Hollywood studios don’t make scenes like this, but they should. Such a moment will always be awkward, and “Saint Frances” plays it for uncomfortable laughs, but maybe it wouldn’t be quite so awkward if and when it happens to you if you’d seen something like it before on-screen. As a millennial (whereas Bridget identifies as being “on the cusp”), Jace seems more in touch with his feelings than she does. He keeps an emotions journal, and doesn’t mind discussing its contents. That makes him a little high-maintenance for her taste.

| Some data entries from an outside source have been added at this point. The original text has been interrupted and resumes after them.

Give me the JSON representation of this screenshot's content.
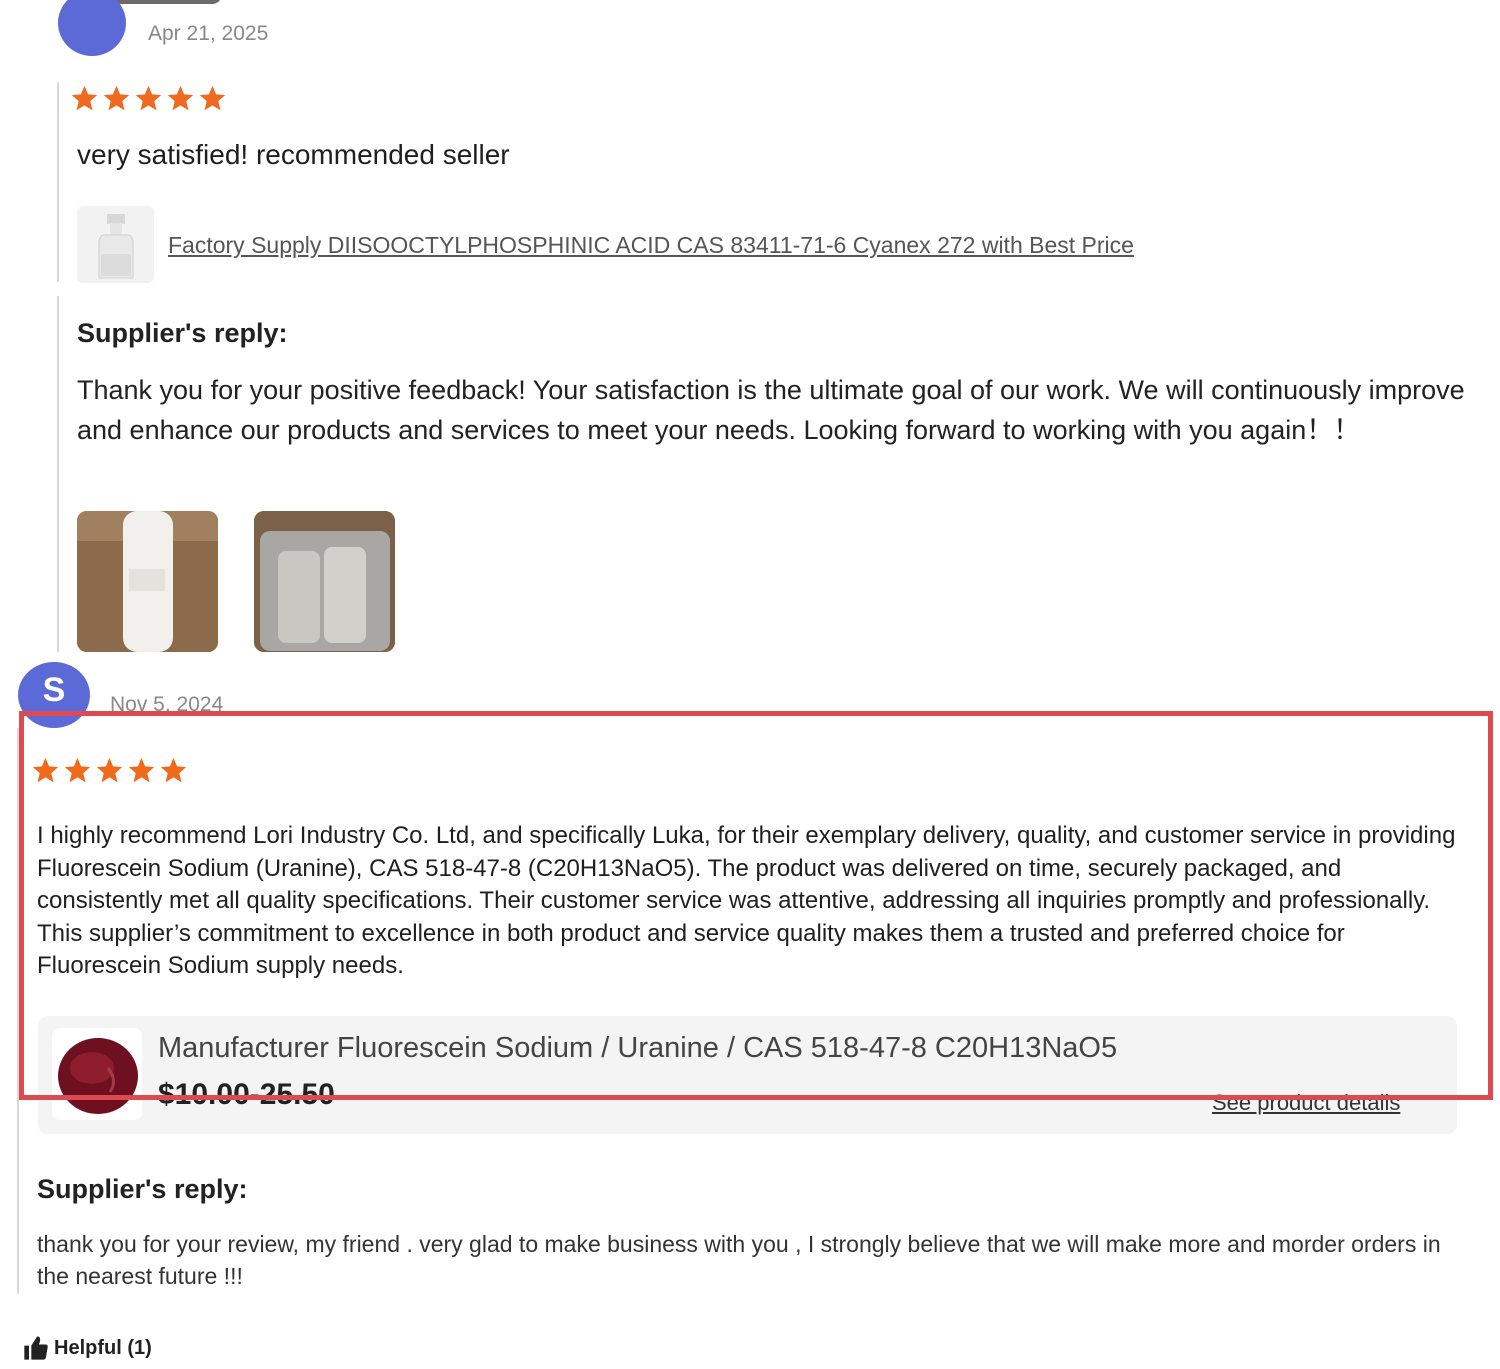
{
  "review_1": {
    "date": "Apr 21, 2025",
    "rating": 5,
    "text": "very satisfied! recommended seller",
    "product_link": "Factory Supply DIISOOCTYLPHOSPHINIC ACID CAS 83411-71-6 Cyanex 272 with Best Price",
    "reply_title": "Supplier's reply:",
    "reply_text": "Thank you for your positive feedback! Your satisfaction is the ultimate goal of our work. We will continuously improve and enhance our products and services to meet your needs. Looking forward to working with you again！！"
  },
  "review_2": {
    "avatar_letter": "S",
    "date": "Nov 5, 2024",
    "rating": 5,
    "text": "I highly recommend Lori Industry Co. Ltd, and specifically Luka, for their exemplary delivery, quality, and customer service in providing Fluorescein Sodium (Uranine), CAS 518-47-8 (C20H13NaO5). The product was delivered on time, securely packaged, and consistently met all quality specifications. Their customer service was attentive, addressing all inquiries promptly and professionally. This supplier’s commitment to excellence in both product and service quality makes them a trusted and preferred choice for Fluorescein Sodium supply needs.",
    "product_name": "Manufacturer Fluorescein Sodium / Uranine / CAS 518-47-8 C20H13NaO5",
    "product_price": "$10.00-25.50",
    "see_details": "See product details",
    "reply_title": "Supplier's reply:",
    "reply_text": "thank you for your review, my friend . very glad to make business with you , I strongly believe that we will make more and morder orders in the nearest future !!!"
  },
  "helpful": {
    "label": "Helpful (1)",
    "icon": "thumbs-up-icon"
  },
  "colors": {
    "star": "#ef6a1e",
    "avatar": "#5b6ad6",
    "highlight": "#dd4a52"
  }
}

She’s not looking for anything serious — not in life, not in love, not in general — which is how this young woman, who held so much promise a dozen years earlier (judging by former Northwestern classmates who say as much), comes to work as a nanny.
She’s hired by a lesbian couple, Maya (Charin Alvarez) and Annie (Lily Mojekwu), who need help caring for their 6-year-old (played by Ramona Edith-Williams not as “precocious,” but simply as someone who’s never talked down to by the adults around her) while Maya delivers their second child. A lesbian couple? Some might read that and roll their eyes. The movie keeps stacking details that will drive conservative audiences crazy, but they never feel contrived. While Bridget keeps her abortion to herself, the movie shows Maya coping with postpartum depression — yet another perfectly human experience that goes underrepresented in movies — and Alvarez elicits empathy without overdoing it in portraying the fragility she feels. It’s my favorite performance of the year (2019, I mean, when the film premiered at SXSW).

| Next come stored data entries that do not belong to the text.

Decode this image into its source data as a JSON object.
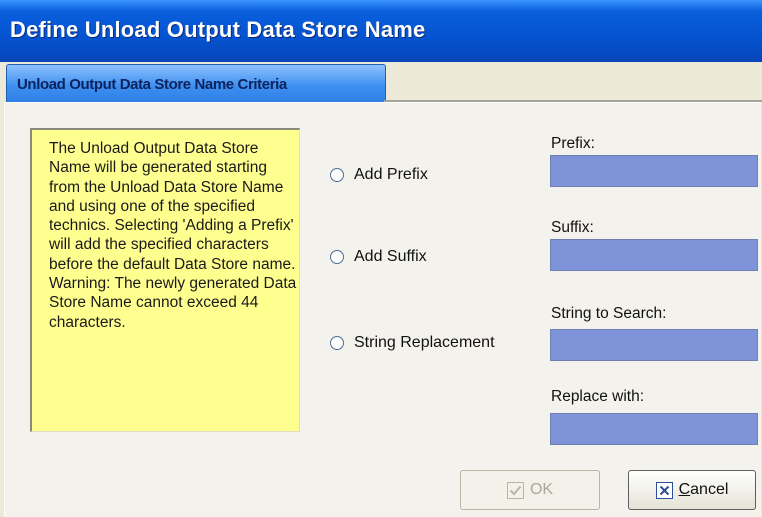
{
  "window": {
    "title": "Define Unload Output Data Store Name"
  },
  "tabs": [
    {
      "label": "Unload Output Data Store Name Criteria"
    }
  ],
  "info": {
    "text": "The Unload Output Data Store Name will be generated starting from the Unload Data Store Name and using one of the specified technics. Selecting 'Adding a Prefix' will add the specified characters before the default Data Store name. Warning: The newly generated Data Store Name cannot exceed 44 characters."
  },
  "options": {
    "prefix": "Add Prefix",
    "suffix": "Add Suffix",
    "replace": "String Replacement"
  },
  "fields": {
    "prefix_label": "Prefix:",
    "prefix_value": "",
    "suffix_label": "Suffix:",
    "suffix_value": "",
    "search_label": "String to Search:",
    "search_value": "",
    "replace_label": "Replace with:",
    "replace_value": ""
  },
  "buttons": {
    "ok": "OK",
    "cancel": "Cancel",
    "cancel_accel": "C",
    "cancel_rest": "ancel"
  },
  "colors": {
    "field": "#7e93d8",
    "note": "#ffff90",
    "titlebar": "#0553d1"
  }
}
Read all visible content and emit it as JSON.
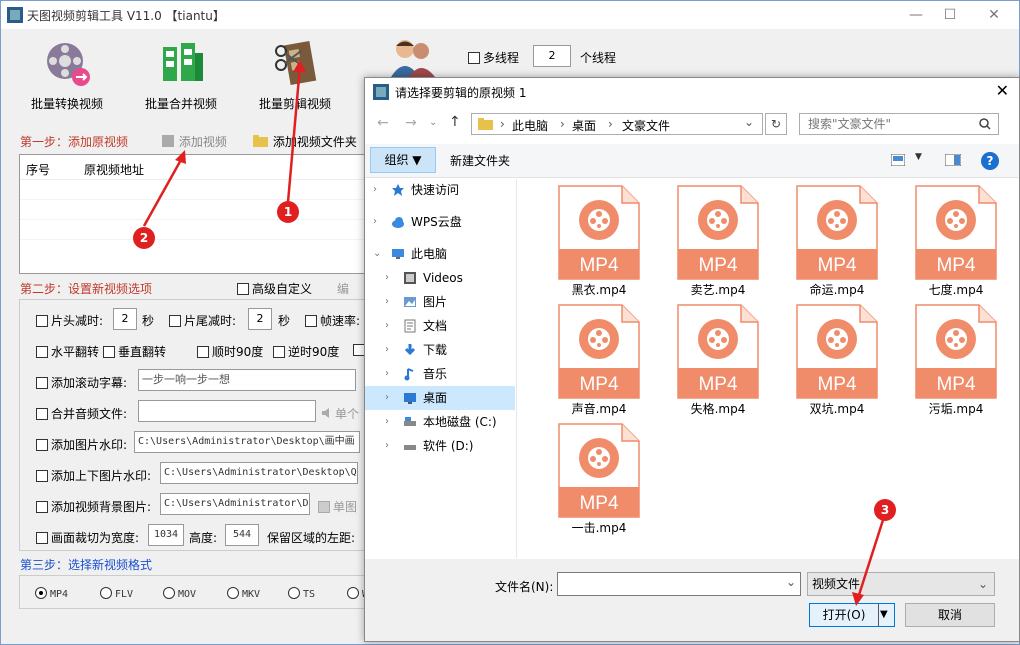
{
  "app": {
    "title": "天图视频剪辑工具 V11.0  【tiantu】",
    "toolbar": {
      "batch_convert": "批量转换视频",
      "batch_merge": "批量合并视频",
      "batch_cut": "批量剪辑视频",
      "multithread_label": "多线程",
      "thread_count": "2",
      "thread_unit": "个线程"
    },
    "step1": {
      "title": "第一步：添加原视频",
      "add_video": "添加视频",
      "add_folder": "添加视频文件夹",
      "table_headers": [
        "序号",
        "原视频地址"
      ]
    },
    "step2": {
      "title": "第二步：设置新视频选项",
      "advanced": "高级自定义",
      "edit": "编",
      "head_cut": "片头减时:",
      "head_val": "2",
      "sec1": "秒",
      "tail_cut": "片尾减时:",
      "tail_val": "2",
      "sec2": "秒",
      "fps": "帧速率:",
      "hflip": "水平翻转",
      "vflip": "垂直翻转",
      "rot_cw": "顺时90度",
      "rot_ccw": "逆时90度",
      "subtitle": "添加滚动字幕:",
      "subtitle_val": "一步一响一步一想",
      "merge_audio": "合并音频文件:",
      "single": "单个",
      "img_wm": "添加图片水印:",
      "img_wm_val": "C:\\Users\\Administrator\\Desktop\\画中画",
      "tb_wm": "添加上下图片水印:",
      "tb_wm_val": "C:\\Users\\Administrator\\Desktop\\Q",
      "bg_img": "添加视频背景图片:",
      "bg_img_val": "C:\\Users\\Administrator\\D",
      "single_img": "单图",
      "crop": "画面裁切为宽度:",
      "crop_w": "1034",
      "crop_h_label": "高度:",
      "crop_h": "544",
      "keep_left": "保留区域的左距:"
    },
    "step3": {
      "title": "第三步：选择新视频格式",
      "formats": [
        "MP4",
        "FLV",
        "MOV",
        "MKV",
        "TS",
        "W"
      ]
    }
  },
  "dialog": {
    "title": "请选择要剪辑的原视频 1",
    "path": [
      "此电脑",
      "桌面",
      "文豪文件"
    ],
    "search_placeholder": "搜索\"文豪文件\"",
    "organize": "组织 ▼",
    "new_folder": "新建文件夹",
    "nav": [
      {
        "label": "快速访问",
        "icon": "star-icon"
      },
      {
        "label": "WPS云盘",
        "icon": "cloud-icon"
      },
      {
        "label": "此电脑",
        "icon": "computer-icon"
      },
      {
        "label": "Videos",
        "icon": "video-folder-icon"
      },
      {
        "label": "图片",
        "icon": "pictures-folder-icon"
      },
      {
        "label": "文档",
        "icon": "documents-folder-icon"
      },
      {
        "label": "下载",
        "icon": "download-folder-icon"
      },
      {
        "label": "音乐",
        "icon": "music-folder-icon"
      },
      {
        "label": "桌面",
        "icon": "desktop-folder-icon"
      },
      {
        "label": "本地磁盘 (C:)",
        "icon": "drive-c-icon"
      },
      {
        "label": "软件 (D:)",
        "icon": "drive-d-icon"
      }
    ],
    "file_badge": "MP4",
    "files": [
      "黑衣.mp4",
      "卖艺.mp4",
      "命运.mp4",
      "七度.mp4",
      "声音.mp4",
      "失格.mp4",
      "双坑.mp4",
      "污垢.mp4",
      "一击.mp4"
    ],
    "filename_label": "文件名(N):",
    "filetype": "视频文件",
    "open": "打开(O)",
    "cancel": "取消"
  },
  "badges": [
    "1",
    "2",
    "3"
  ],
  "colors": {
    "mp4_accent": "#f08c6a",
    "annotation_red": "#e02020",
    "step_red": "#c0392b",
    "step_blue": "#1a4fd0"
  }
}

To an extent, caring for Frances forces Bridget to grow up, or at least to assume some responsibility amid the trial-and-error pattern of her choices. But instead of being didactic about what Bridget should do, “Saint Frances” takes a stand in letting the character figure things out for herself, while illuminating those things — like pregnancy and her period — that she shouldn’t have to. Frances’ two moms aren’t shy about such subjects with their daughter. “I have to find something most comfortable for my body, because every woman’s body is different,” Frances says at one point, and we laugh, because she’s clearly reciting what she’s been told. But it’s the truth, and “Saint Frances” paves the way for women to talk about it more often.